Une vie volée, des cruautés sans limite
Baby n’avait que deux ans lorsqu’elle a été arrachée à sa famille, en 1985, dans la savane africaine. Comme tant d’autres éléphanteaux, elle a été capturée pour alimenter l’industrie du divertissement. Dès lors, sa vie ne lui a plus jamais appartenu.
Baby a été dressée, violemment, par Gilbert Yeuk Bauer, à subir toutes les formes d’humiliation : numéros de cirque indignes, tournages de films, émissions de télévision, spots publicitaires, animations commerciales et événements privés. Louée comme un objet, présentée partout comme une véritable bête de foire, pour tout et n’importe quoi, Baby n’a jamais connu le respect, encore moins la liberté. Quand elle n’était pas exhibée, elle était enfermée dans l’obscurité d’un camion de cirque. Rien ne lui a été épargné.
Alertes ignorées, responsabilités fuyantes
Dès 2005, One Voice a suivi le calvaire de Baby. Enquêtes, rapports, actions en justice, propositions de prise en charge dans un sanctuaire : tout a été tenté. Des condamnations ont été obtenues contre son dresseur. Pourtant, Baby ne lui a jamais été retirée. Les autorités ont laissé faire.

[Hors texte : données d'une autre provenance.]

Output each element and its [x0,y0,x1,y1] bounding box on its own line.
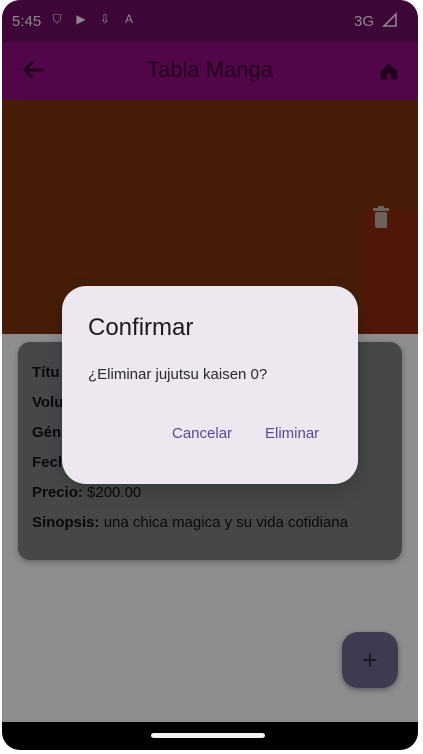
dialog-title: Confirmar [88,314,194,341]
delete-button[interactable]: Eliminar [265,425,319,442]
home-gesture-handle[interactable] [151,733,265,738]
cancel-button[interactable]: Cancelar [172,425,232,442]
device-screen: 5:45 ⛉ ▶ ⇩ A 3G Tabla Manga Títu Volu Gé… [2,0,418,750]
dialog-message: ¿Eliminar jujutsu kaisen 0? [88,366,268,383]
confirm-dialog: Confirmar ¿Eliminar jujutsu kaisen 0? Ca… [62,286,358,484]
navigation-bar [2,722,418,750]
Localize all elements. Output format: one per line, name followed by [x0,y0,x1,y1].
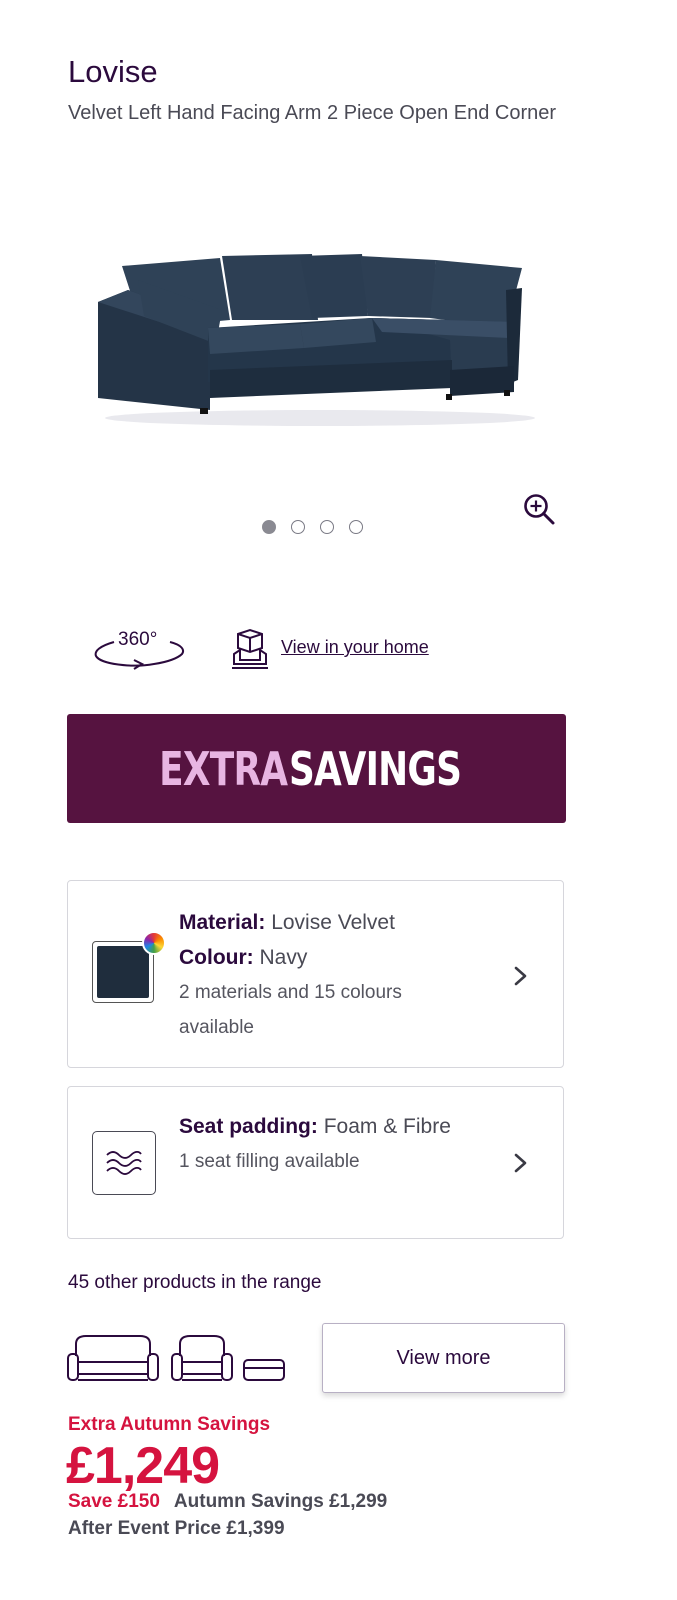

En 2023, son exploitant s’est débarrassé d’elle en l’envoyant dans un zoo tunisien, sans que le ministère français de la Transition écologique intervienne. Un transfert qui sonnait comme une condamnation supplémentaire, loin des regards, loin des responsabilités.
Le zoo du Belvédère : la dernière prison
À l’été 2023, One Voice s’est rendue au zoo du Belvédère, en Tunisie. Ce lieu est connu pour ses graves défaillances : en 2017, par exemple, un crocodile y a été tué à coups de pierres par des visiteurs.

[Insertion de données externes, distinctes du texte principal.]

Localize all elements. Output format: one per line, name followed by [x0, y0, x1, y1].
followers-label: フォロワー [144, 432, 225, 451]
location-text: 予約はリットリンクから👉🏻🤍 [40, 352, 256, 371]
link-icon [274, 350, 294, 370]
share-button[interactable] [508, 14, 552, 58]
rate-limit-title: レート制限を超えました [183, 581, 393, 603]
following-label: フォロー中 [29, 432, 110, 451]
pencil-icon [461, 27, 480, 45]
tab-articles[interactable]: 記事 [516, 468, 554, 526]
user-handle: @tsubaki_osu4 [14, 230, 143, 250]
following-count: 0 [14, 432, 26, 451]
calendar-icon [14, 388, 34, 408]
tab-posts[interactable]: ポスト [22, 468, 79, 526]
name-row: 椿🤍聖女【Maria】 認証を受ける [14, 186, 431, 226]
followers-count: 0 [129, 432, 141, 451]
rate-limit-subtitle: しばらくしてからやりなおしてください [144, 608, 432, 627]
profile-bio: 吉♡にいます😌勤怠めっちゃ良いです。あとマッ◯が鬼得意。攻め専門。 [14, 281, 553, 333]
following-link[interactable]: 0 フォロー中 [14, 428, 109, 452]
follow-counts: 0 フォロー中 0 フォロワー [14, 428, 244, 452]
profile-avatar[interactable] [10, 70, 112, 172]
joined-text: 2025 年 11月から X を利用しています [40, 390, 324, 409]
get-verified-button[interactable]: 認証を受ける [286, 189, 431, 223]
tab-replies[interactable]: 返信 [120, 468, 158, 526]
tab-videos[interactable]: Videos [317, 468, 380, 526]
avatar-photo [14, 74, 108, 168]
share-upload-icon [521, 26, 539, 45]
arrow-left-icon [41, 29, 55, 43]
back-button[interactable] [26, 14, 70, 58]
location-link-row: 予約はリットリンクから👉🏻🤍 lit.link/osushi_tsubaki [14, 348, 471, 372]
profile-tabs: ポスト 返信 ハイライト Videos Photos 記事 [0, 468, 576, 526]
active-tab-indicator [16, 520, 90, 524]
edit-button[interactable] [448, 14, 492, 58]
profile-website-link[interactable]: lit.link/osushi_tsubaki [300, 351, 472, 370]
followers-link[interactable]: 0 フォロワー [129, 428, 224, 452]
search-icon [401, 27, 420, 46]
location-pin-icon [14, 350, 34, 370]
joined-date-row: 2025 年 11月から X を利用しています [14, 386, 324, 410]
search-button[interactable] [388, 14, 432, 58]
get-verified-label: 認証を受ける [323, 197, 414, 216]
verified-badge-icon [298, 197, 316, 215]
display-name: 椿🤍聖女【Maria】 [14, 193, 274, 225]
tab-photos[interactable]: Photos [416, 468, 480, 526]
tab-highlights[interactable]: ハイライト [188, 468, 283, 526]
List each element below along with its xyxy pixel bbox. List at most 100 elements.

Baby y survivait seule, alors que les éléphants sont des animaux profondément sociaux. Elle souffrait de graves problèmes aux pattes, sans soins adaptés. Exposée en permanence au public, elle subissait des intrusions, des jets de détritus, une alimentation inadaptée donnée par des visiteurs franchissant les barrières.
La mort de Baby est le résultat de choix politiques, de renoncements administratifs et d’un système qui continue de tolérer l’exploitation des animaux sauvages par les dresseurs de cirque. Sa mort nous oblige à regarder en face ce que fait subir l’industrie du divertissement et de la captivité aux animaux. Nous refusons que d’autres subissent le même sort, comme l’hippopotame Jumbo, condamné à bientôt être le prochain.